だというのに、生神も十分に困惑しているのか質問を続ける。
「お前の目的はなんだ?」
「………別に?」
憎しみが心を覆っていくのがわかる。
いい加減見ているだけなのに辛抱がつかないのは、誰にも明らかだった。
「では最後の質問だ」
「いや別に私は………」
「フィソファに謝る気は、あるか?」
「………私の話を聞いてくれるならね」
「死ね」
ズゥゥゥン………
フィソファの精場内が大きく揺れる。
当の本人はまだうずくまったままだが、その代わりの役割を自分が引き受けるとでもいうかのように生神が前に出る。
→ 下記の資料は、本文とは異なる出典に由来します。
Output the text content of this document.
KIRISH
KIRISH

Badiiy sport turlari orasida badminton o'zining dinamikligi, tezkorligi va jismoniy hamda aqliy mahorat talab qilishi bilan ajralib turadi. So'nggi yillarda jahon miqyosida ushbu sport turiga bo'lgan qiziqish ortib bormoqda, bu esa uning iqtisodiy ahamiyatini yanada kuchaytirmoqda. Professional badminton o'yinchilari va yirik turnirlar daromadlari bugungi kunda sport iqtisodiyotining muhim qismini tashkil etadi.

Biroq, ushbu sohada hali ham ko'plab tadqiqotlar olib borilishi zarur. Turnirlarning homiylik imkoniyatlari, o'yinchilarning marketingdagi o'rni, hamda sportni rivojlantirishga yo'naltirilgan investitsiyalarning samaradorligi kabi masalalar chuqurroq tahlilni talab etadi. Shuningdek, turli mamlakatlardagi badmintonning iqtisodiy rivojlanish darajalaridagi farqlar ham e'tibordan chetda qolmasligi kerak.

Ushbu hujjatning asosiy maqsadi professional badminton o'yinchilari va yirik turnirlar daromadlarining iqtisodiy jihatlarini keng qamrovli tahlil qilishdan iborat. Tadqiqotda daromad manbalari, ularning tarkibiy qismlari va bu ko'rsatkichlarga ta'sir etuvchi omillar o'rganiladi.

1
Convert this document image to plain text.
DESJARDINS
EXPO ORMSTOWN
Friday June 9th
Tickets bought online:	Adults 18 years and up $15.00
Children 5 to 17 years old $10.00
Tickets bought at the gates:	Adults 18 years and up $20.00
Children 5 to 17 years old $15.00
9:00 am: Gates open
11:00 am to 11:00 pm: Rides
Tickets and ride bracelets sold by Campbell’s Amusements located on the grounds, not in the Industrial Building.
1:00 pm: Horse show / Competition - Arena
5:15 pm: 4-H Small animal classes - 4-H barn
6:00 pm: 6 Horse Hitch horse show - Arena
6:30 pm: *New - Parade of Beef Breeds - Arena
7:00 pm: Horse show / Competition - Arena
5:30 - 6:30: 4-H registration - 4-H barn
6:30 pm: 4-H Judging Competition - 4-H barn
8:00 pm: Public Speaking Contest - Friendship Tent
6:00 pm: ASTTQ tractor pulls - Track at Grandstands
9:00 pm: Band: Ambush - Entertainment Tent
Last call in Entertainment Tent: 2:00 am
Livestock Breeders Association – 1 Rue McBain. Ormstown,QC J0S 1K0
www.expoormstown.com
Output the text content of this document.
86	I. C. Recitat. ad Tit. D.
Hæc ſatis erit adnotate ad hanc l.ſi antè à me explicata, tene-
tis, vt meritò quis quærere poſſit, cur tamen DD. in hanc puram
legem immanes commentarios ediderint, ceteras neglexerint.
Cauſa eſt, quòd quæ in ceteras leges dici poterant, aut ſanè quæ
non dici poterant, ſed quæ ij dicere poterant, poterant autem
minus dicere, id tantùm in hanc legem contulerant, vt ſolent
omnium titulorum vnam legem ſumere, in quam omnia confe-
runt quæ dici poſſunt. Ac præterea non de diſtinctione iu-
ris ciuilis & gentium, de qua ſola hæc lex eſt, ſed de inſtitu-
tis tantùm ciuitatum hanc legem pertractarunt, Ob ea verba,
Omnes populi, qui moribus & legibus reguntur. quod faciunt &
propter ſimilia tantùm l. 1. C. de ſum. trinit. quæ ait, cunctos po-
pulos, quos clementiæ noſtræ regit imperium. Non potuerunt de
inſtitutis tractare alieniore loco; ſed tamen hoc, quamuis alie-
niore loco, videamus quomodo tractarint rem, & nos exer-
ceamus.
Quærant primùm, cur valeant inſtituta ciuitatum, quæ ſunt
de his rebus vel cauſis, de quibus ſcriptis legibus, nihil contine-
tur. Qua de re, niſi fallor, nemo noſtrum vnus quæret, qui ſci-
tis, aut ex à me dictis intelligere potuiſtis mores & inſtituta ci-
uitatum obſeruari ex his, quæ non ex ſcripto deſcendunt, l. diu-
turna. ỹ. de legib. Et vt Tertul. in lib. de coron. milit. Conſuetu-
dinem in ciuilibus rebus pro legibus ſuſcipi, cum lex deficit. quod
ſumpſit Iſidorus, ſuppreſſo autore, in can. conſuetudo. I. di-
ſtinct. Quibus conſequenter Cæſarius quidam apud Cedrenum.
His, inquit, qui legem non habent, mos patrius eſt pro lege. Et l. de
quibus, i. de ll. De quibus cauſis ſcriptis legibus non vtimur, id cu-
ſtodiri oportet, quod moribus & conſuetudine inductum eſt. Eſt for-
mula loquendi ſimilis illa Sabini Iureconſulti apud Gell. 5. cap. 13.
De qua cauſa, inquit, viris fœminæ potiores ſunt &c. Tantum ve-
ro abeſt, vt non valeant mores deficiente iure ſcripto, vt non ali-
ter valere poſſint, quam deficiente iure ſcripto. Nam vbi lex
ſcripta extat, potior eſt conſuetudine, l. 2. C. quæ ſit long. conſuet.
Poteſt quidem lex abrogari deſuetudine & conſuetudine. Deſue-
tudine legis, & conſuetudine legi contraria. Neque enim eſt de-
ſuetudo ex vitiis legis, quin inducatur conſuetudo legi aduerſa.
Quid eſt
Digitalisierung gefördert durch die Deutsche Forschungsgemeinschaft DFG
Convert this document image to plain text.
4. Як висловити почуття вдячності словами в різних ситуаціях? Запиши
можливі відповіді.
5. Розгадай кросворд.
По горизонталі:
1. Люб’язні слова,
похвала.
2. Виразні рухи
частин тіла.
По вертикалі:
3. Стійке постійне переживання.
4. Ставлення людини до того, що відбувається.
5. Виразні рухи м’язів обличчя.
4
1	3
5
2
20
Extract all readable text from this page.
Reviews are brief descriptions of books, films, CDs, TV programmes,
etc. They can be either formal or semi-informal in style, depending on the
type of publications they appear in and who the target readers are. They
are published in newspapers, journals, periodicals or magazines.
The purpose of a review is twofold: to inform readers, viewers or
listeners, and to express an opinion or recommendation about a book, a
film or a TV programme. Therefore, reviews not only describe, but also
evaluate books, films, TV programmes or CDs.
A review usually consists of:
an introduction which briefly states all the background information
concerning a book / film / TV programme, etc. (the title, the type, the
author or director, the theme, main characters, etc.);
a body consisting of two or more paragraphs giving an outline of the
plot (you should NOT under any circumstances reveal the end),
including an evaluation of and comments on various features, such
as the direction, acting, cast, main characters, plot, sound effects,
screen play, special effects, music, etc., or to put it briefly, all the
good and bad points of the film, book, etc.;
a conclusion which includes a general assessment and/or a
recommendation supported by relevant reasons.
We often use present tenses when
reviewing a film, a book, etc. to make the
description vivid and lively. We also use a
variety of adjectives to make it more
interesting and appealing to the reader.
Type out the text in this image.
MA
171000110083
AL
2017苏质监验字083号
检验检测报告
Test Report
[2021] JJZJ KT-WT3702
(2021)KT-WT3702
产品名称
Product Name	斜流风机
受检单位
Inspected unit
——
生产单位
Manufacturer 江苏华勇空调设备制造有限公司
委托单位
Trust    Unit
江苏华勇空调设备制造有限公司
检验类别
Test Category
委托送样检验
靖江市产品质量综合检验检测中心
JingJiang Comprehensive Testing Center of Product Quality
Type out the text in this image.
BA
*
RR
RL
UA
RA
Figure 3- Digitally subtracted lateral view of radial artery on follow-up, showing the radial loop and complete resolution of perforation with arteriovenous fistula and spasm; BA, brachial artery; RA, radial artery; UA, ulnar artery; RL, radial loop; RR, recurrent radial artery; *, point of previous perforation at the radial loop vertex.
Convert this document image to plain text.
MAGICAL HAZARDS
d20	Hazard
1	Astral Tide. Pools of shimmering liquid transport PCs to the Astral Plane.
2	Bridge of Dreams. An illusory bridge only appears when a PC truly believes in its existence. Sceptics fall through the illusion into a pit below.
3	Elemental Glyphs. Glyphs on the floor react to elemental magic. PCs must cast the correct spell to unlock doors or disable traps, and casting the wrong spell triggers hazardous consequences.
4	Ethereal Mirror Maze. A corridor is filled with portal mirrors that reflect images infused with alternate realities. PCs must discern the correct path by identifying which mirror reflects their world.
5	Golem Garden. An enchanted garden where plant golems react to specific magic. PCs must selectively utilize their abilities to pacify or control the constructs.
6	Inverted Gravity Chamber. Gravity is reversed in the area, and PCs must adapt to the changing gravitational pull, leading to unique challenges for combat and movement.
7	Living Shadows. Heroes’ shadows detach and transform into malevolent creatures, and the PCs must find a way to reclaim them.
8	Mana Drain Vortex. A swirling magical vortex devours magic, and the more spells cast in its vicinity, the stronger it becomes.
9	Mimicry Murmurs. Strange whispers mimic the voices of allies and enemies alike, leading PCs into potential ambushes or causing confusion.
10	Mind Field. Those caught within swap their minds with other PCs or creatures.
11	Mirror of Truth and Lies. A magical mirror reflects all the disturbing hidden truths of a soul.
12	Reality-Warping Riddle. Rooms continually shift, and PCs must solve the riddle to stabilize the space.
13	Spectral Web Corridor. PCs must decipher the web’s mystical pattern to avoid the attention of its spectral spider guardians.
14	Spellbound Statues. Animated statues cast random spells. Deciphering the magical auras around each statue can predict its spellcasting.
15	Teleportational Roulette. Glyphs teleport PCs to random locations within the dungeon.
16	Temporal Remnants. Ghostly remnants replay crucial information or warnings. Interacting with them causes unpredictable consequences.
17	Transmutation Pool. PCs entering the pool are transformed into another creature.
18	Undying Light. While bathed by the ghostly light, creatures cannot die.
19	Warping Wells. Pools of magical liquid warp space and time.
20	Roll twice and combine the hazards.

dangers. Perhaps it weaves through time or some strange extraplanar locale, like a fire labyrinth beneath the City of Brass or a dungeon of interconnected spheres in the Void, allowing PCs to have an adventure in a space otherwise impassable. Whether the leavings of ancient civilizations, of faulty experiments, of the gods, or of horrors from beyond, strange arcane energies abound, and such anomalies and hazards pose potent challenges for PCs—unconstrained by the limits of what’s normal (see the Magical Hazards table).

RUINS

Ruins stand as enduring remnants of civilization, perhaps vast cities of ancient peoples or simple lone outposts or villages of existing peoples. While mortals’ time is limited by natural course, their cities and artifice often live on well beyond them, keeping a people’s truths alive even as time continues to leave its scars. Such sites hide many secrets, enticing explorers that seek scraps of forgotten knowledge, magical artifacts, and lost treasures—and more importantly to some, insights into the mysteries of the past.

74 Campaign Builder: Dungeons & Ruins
容姿は全体的に白、純白のスカートがひらりと揺れたかと思えば頭の簪を自らの手で外す。
「これは外しておくか」
そう優しく言いながらもソレを投げ捨てる。
心の揺さぶりが目に見えてしまうほどに。
「じゃあ私も」
款もそう言いながらこちらは衣装の胸の空いたところに無理やり捩じ込む。
そしてすぐに戦闘は始まった。
両者はすぐに精場から場所を変え、先ほどまでフィソファが戦っていた場所へ飛ぶ。
そこからは、説明のできない攻防戦だった。
款は鎌、フィソファは素手。
その二つがまるでパターンが決まっているかの如く交わり合う。
左には右、右には左。
が、長期戦になることを悟った両者は一度同時に攻撃を止める。
「埒があかないね」
「そうだな」
「じゃあ私は……」
と言いながら款は先程見せた黒い蒸気を体から出し始める。
ソレに対抗するかのように生神は、
「……しょうがねぇ、後遺症覚悟だ」
そう言い残すと、体が発光を始める。
そしてすぐに二本の水色の矢印が彼女の周りを回り始めた。
その周期は一秒に一回というもので、早い。
「……ソレ、後悔しないでね」
この変化に款は恐れることなく、蒸気を出し続けていると、ついに最終形態へと回った。
「ヨッ…………ト」
肌は完全に黒に染まり、時折光る黄色の装飾が僅かに彩る。
髪の毛は逆に黄金色に染まり、先程とはまたもや力が段違いであることを知らせる。
蒸気はもう出ておらず、ピッタリと止まっている。
鎌を取り出すというだけの簡単な所作だけでも空気を揺らし、周りの木々がゆれる。
「……
彼女は小さく技の名前を呟く。
(これは、やばいな)
生神はこれまでに感じたことのない危機感を覚えた。
そして、思い出した。
自分が昔全力を持って戦っていた時のことを。
あの時は、戦うのが楽しかった。
が、今そんなことを思ってもしょうがない。
目の前を見なければ、すぐに置いてかれてしまう。